Natural gas price prediction: prices recover in the creation of soft inventory


Natural gas prices rose 3.5% on Thursday after less-than-expected accumulation in natural gas inventories. Strong-than-expected US employment data helped lift natural gas. With several states curtailing their reopening efforts, electricity demand is likely to remain subdued as few commercial buildings are likely to rise again during this period.

Technical analysis

Natural gas prices rose 3.5%, but were unable to overcome the resistance of the trend line approaching 1.74. Support looks close to the 10-day moving average at 1.68. The short-term momentum has turned positive when the fast stochastic generated a cross buy signal. Medium-term momentum has also turned positive when the MACD (Moving Average Divergence Convergence) index generated a cross buy signal. This occurs when the MACD line (the 12-day moving average minus the 26-day moving average) crosses above the MACD signal line (the 9-day moving average of the MACD line). The MACD histogram is printed in black with an upward sloping path that points to higher prices.

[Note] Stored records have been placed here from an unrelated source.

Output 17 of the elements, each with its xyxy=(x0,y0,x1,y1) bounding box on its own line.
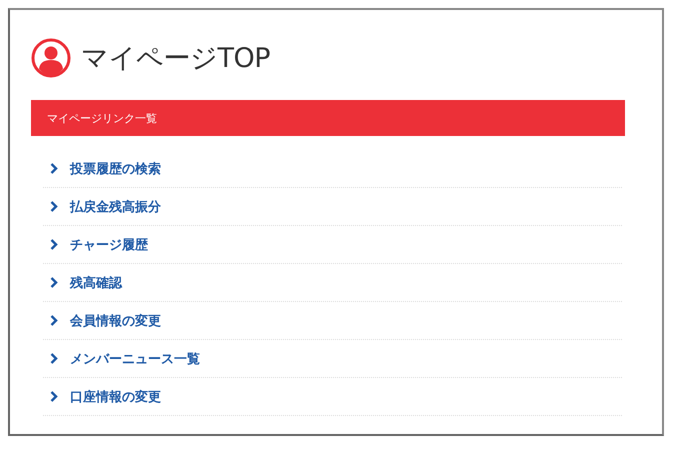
chevron-right-icon xyxy=(50,163,58,174)
menu-link[interactable]: チャージ履歴 xyxy=(43,226,622,264)
chevron-right-icon xyxy=(50,201,58,212)
chevron-right-icon xyxy=(50,391,58,402)
chevron-right-icon xyxy=(50,277,58,288)
menu-link[interactable]: 残高確認 xyxy=(43,264,622,302)
user-avatar-icon xyxy=(31,38,71,78)
page-title: マイページTOP xyxy=(81,42,270,76)
section-title: マイページリンク一覧 xyxy=(47,110,157,126)
menu-link[interactable]: メンバーニュース一覧 xyxy=(43,340,622,378)
chevron-right-icon xyxy=(50,239,58,250)
chevron-right-icon xyxy=(50,353,58,364)
menu-link[interactable]: 投票履歴の検索 xyxy=(43,150,622,188)
menu-link[interactable]: 口座情報の変更 xyxy=(43,378,622,416)
menu-link[interactable]: 会員情報の変更 xyxy=(43,302,622,340)
menu-link[interactable]: 払戻金残高振分 xyxy=(43,188,622,226)
chevron-right-icon xyxy=(50,315,58,326)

Natural gas inventories increase less than expected

The stored natural gas was 3,077 Bcf as of Friday, June 26, 2020, according to the Energy Information Administration. This represents a net increase of 65 Bcf compared to the previous week. Expectations were for a 75 Bcf construction according to survey provider Estimize. Stocks were 712 Bcf higher than last year at this time and 466 Bcf above the five-year average of 2,611 Bcf. At 3,077 Bcf, total working gas is within the five year historical range.